Analysts highlighted the event as a contrarian signal, noting that extreme fear often precedes buying opportunities. Andre Dragosch, Head of Research at Bitwise Europe, cited the firm's Intraday Sentiment Index, which reached -2.8 standard deviations-its lowest level since the 2024 "Yen Carry Trade Unwind." Historical comparisons to past market downturns, such as the March 2020 COVID-19 crash and the 2022 FTX collapse, underscored the severity of the liquidation event [3].
Technical analysis pointed to critical support levels for Bitcoin and Ethereum. Bitcoin's price rebounded to around $111,522 after testing the $102,000 level, with $113,500 identified as a key threshold for a potential relief rally. Ethereum, trading at $3,833, faced immediate resistance at $4,000. Both assets remain under pressure as unresolved tariff uncertainties and macroeconomic risks loom [4].
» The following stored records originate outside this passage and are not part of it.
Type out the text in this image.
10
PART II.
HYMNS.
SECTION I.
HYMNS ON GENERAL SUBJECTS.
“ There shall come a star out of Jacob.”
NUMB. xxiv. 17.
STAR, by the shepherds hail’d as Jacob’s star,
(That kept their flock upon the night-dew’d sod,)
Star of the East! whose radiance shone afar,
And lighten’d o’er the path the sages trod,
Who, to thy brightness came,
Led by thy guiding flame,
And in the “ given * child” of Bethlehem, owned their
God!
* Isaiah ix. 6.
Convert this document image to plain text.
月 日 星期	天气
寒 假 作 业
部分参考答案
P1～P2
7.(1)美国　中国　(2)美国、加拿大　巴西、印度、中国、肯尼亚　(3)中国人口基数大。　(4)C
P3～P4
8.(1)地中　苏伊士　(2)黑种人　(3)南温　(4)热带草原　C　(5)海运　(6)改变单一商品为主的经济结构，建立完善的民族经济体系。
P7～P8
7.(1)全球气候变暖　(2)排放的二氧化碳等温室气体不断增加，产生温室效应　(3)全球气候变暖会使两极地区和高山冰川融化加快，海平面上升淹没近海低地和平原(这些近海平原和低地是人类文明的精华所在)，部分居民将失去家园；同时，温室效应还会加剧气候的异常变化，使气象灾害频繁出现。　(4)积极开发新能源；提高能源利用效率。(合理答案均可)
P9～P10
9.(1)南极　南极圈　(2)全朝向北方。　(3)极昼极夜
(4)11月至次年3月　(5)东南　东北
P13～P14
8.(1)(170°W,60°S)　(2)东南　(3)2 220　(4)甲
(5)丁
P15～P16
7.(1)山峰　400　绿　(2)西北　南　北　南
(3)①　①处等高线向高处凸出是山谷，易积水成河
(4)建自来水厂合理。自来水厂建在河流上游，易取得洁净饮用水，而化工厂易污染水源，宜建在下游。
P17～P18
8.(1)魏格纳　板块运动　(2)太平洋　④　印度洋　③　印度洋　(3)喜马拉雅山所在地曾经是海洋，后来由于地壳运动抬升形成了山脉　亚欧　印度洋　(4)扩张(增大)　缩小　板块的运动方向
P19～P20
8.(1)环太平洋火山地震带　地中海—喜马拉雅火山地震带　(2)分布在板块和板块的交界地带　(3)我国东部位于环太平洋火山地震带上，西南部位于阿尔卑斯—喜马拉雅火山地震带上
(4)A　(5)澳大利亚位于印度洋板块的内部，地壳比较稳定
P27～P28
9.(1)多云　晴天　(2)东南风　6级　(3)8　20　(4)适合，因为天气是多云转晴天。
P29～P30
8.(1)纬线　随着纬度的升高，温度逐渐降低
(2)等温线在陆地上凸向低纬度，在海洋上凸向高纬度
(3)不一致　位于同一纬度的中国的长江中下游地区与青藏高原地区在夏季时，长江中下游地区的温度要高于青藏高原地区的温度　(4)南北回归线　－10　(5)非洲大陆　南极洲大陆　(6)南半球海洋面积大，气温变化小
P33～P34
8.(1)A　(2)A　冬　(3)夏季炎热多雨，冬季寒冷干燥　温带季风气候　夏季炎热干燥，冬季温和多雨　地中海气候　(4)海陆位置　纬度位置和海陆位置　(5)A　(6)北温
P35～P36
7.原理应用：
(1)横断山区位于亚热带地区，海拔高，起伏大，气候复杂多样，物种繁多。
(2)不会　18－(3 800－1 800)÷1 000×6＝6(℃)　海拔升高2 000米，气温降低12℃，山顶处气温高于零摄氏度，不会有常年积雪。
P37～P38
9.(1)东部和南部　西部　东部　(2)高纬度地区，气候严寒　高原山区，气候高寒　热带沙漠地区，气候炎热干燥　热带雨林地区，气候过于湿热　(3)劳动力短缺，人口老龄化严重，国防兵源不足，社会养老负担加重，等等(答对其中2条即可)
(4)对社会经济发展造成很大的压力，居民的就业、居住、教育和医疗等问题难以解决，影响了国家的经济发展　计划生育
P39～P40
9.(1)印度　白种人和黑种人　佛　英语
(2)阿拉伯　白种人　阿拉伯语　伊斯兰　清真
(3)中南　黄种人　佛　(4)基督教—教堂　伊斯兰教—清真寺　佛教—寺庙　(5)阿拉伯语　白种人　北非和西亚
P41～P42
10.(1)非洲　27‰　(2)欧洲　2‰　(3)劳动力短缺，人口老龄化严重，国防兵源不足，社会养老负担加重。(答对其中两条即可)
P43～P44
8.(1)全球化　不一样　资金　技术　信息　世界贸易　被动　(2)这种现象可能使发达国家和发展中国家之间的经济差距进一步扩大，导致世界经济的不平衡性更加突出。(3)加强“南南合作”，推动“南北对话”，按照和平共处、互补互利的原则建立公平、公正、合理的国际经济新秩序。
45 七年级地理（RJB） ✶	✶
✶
The liquidation event also exposed vulnerabilities in leveraged positions, with long positions accounting for $16.83 billion in losses compared to $2.49 billion in short positions. Hyperliquid, a major exchange, recorded the largest single liquidation of an ETH-USDT position worth $203.36 million, while Binance, Bybit, and OKX collectively handled over $10.3 billion in liquidations [5].
Market participants remain divided on whether the crash marks a cycle bottom or further declines. Some analysts, including Bitwise's Dragosch and Santiment's Brian Quinlivan, emphasized the potential for a rebound, citing historical October trends where Bitcoin has averaged 20.10% gains. However, ongoing policy risks, such as Trump's planned November 1 tariff implementation, could prolong volatility [6].